Ik weerspreek dat dat gevoel van urgentie zou ontbreken. In het algemeen overleg bent u hierop overigens niet ingegaan. Dit is dus een nieuw geluid van de VVD-fractie. De cijfers over het anti-homogeweld laten zien dat ongeveer de helft van dit geweld afkomstig is uit de kring van Marokkaanse jongeren. Er is inderdaad sprake van een grote oververtegenwoordiging en dus van een groot probleem. Je moet daartegen streng optreden, maar je moet niet alleen inzetten op repressie, je moet ook proberen om het onderwerp in die kringen bespreekbaar te maken. Die mensen moeten echt een andere attitude krijgen en dat staat dan ook hoog op mijn lijstje van problemen. Overigens is geweld niet het enige probleem bij de homo-emancipatie. Psychologische problemen en mensen die niet uit de kast durven komen, zijn ook grote problemen. Ik heb dan ook niet de behoefte om een top drie op te stellen.

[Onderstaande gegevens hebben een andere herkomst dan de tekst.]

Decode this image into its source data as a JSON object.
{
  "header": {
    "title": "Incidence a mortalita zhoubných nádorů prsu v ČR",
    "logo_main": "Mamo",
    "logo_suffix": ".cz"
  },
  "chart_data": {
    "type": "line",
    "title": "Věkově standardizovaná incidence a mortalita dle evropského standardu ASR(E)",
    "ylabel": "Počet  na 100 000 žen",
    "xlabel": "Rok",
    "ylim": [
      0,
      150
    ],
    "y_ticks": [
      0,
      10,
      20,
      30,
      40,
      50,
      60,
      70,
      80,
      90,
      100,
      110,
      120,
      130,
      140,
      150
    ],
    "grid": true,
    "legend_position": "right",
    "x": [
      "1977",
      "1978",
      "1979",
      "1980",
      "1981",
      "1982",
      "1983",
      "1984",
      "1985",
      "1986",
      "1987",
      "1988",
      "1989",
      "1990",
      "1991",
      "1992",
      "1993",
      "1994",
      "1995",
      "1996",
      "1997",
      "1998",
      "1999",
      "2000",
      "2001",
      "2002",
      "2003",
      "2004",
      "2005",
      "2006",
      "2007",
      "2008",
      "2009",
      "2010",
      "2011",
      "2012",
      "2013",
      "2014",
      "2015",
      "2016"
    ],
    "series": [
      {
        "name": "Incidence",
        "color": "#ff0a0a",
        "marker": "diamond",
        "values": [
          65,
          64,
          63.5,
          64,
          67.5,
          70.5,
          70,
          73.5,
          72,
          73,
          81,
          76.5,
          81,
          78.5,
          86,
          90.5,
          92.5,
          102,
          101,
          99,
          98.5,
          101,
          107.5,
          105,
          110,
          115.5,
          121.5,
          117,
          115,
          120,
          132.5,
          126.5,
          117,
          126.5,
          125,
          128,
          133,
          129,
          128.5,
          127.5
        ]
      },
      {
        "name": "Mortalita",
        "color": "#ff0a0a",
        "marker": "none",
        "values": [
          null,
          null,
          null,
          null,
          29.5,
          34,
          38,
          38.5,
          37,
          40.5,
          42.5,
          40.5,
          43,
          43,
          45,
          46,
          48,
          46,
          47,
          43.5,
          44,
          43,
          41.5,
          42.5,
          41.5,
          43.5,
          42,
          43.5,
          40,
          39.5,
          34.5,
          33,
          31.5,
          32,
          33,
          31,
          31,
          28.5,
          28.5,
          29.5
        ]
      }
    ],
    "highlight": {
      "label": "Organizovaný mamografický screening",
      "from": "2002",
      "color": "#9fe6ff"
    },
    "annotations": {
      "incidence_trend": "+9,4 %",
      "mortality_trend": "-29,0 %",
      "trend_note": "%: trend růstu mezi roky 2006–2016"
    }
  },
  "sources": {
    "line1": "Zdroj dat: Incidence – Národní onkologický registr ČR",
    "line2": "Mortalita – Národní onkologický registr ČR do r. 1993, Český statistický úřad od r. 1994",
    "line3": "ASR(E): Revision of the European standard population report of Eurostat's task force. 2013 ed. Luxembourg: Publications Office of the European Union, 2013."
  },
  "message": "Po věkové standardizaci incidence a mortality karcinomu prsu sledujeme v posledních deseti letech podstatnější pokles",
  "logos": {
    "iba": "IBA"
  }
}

De tweede motie van de heer Bosma ligt eigenlijk op het terrein van de minister van Justitie. Ik denk echter dat ik mede namens hem spreek als ik deze motie ontraad. Volgens mij is deze motie geen begaanbare weg.

Ik dank mevrouw Timmer voor haar bijdrage. Mevrouw Van Miltenburg vraagt mij in haar motie om de effecten van de verschillende subsidies te meten. Dit punt is uitgebreid in het AO besproken. Ik heb toegezegd dat ik over de hele linie ga meten of er een attitudeverandering plaatsvindt ten opzicht van homo's. Subsidies bedragen soms wel een ton en een evaluatie daarvan zou ongelooflijk veel bureaucratie met zich meebrengen. Het zou echt niet werken. Wij noemden dat vanuit de exacte vakken "physics envy". Dat is de jaloezie van gammawetenschappen op exacte vakken; zij zouden ook alles graag kunnen en willen meten. Dat is echt een illusie. Als ik ergens op een school een project stimuleer, dan hoeft de uitkomst daarvan niet gemeten te worden. Ik ontraad dus het aannemen van de motie. Ik beoordeel natuurlijk altijd de doelmatigheid en rechtmatigheid van subsidies, maar ik ben er geen voorstander van om per subsidie het effect te meten.

De voorzitter:

Minister, ik zou graag ruimhartiger zijn, maar wij lopen al uit en er rest ons een lange dag.

Minister Plasterk:

Ik maak nog een opmerking over één toezegging in het overleg van vorige week. Ik heb bij de collega van Justitie geïnformeerd naar het heroverwegen van de sterilisatie van transgenders. Hij stemt ermee in dat die eis wordt bezien en hij gaat met mij en het TransGenderNetwerk Nederland en Humanitas om de tafel zitten om over het onderwerp door te praten.

De beraadslaging wordt gesloten.

De voorzitter:

Volgende week dinsdag wordt over de ingediende moties gestemd.